Downhill. Friday, January 15th. 12:30 (CET)
Downhill. Saturday, January 16th, 12:30 (CET)
Slalom. Sunday, January 17th, 1st run 10:15, 2nd run 13:15 (CET)
The Lauberhorn Downhill is the longest race in the FIS Ski World Cup circus. In order to win the Lauberhorn Race, the skiers not only need a lot of courage and be prepared to take risks, but also perfect technique and stamina.
Downhill Racecourse facts:
Start Elevation: 2315m
Finish Elevation: 1,287 m
Vertical Drop: 1028 m
Last season Beat Feuz claimed Wengen’s Downhill for the third time. The Swiss speed skier mastered a shortened Lauberhorn Downhill once again. His third win in Wengen follows his previous victories in 2012 and 2018.
The local hero skied to the limit without committing any mistakes and was rewarded with the lead position in front of Dominik Paris.

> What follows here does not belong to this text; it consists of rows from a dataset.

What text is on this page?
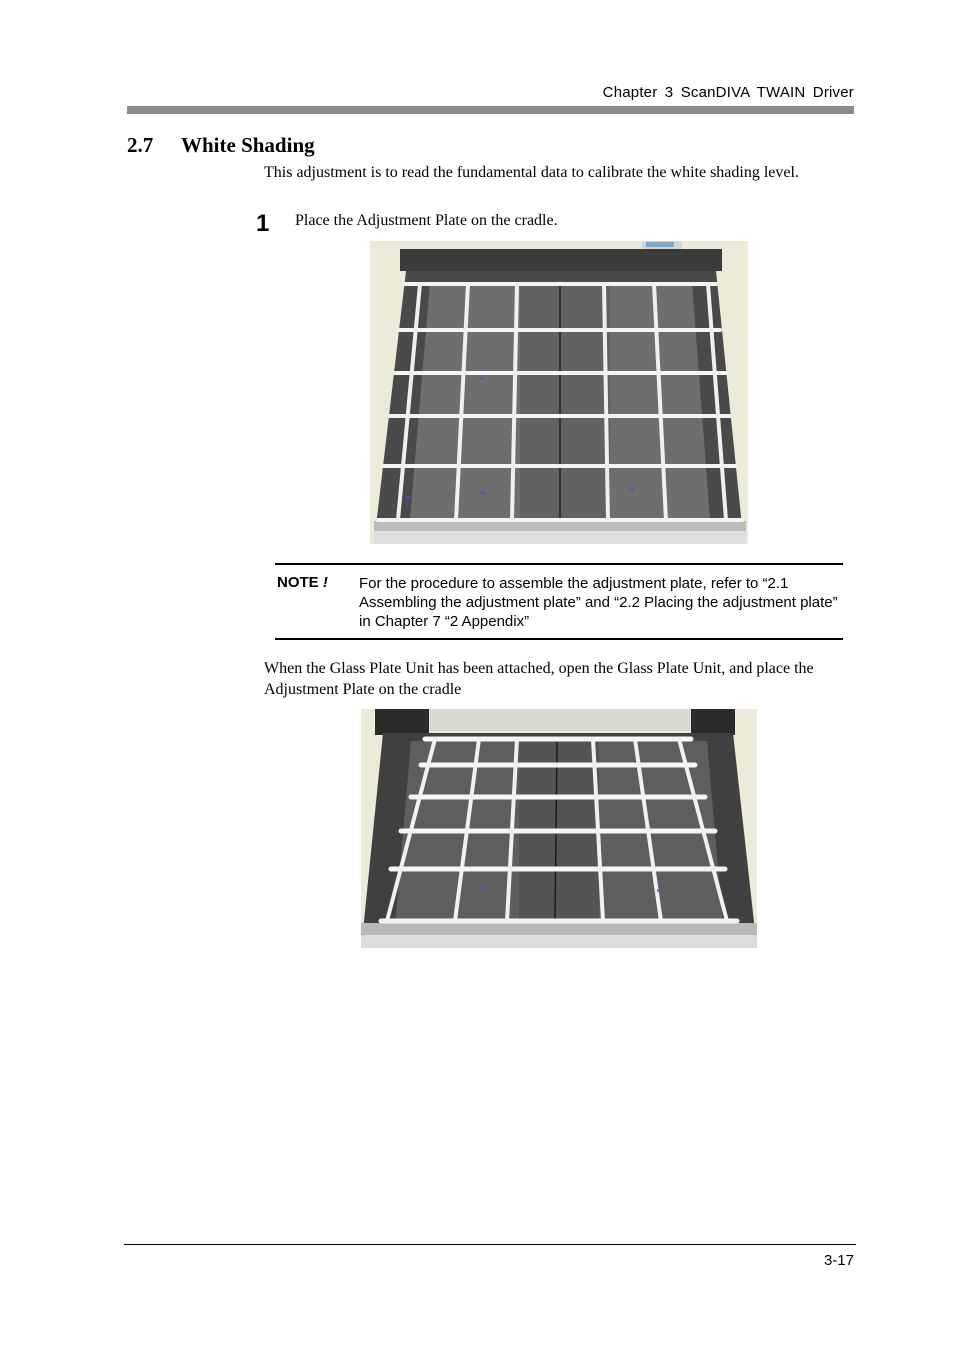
Chapter 3 ScanDIVA TWAIN Driver
2.7 White Shading
This adjustment is to read the fundamental data to calibrate the white shading level.
1 Place the Adjustment Plate on the cradle.
NOTE ! For the procedure to assemble the adjustment plate, refer to “2.1 Assembling the adjustment plate” and “2.2 Placing the adjustment plate” in Chapter 7 “2 Appendix”
When the Glass Plate Unit has been attached, open the Glass Plate Unit, and place the Adjustment Plate on the cradle
3-17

Thomas Dressen narrowly missed second place by 0.02. It was his first top 3 finish of his career in Wengen.
Austrian Vincent Kriechmayr played the role of the spoiler in the 2019 Downhill race in Wengen (SUI), edging Swiss hero Beat Feuz by a mere 0.14 seconds to claim his first Downhill victory of the 2018-2019 Audi FIS World Cup season. Third place went to Norway’s Aleksander Aamodt Kilde.
Clement Noel wins an amazing slalom race in Wengen last season, the same place where he achieved his first World Cup victory the season before. Henrik Kristoffersen was second (+ 0.40) and Alexander Khoroshilov third (+ 0.83).
Clement Noel won the race in the first run, where he clocked the fastest time, 0.67s faster than anyone else. During the second run, he fought off the attack of Henrik Kristoffersen.
Clement Noel made his debut in the World Cup in Levi in 2016. One month later he finished in the Top 20 in Val d'Isere and complete his way up to the Top 10 in Kitzbühel. Finally, in 2019 at the age of 21, he won the first World Cup Race in Wengen.
In 2019, Clement Noel, after earning his first career podium, taking second place in last week’s Adelboden slalom, followed up with his first career victory in the Wengen slalom, relegating the Austrian duo of Manuel Feller and Marcel Hirscher to the lower steps on the podium.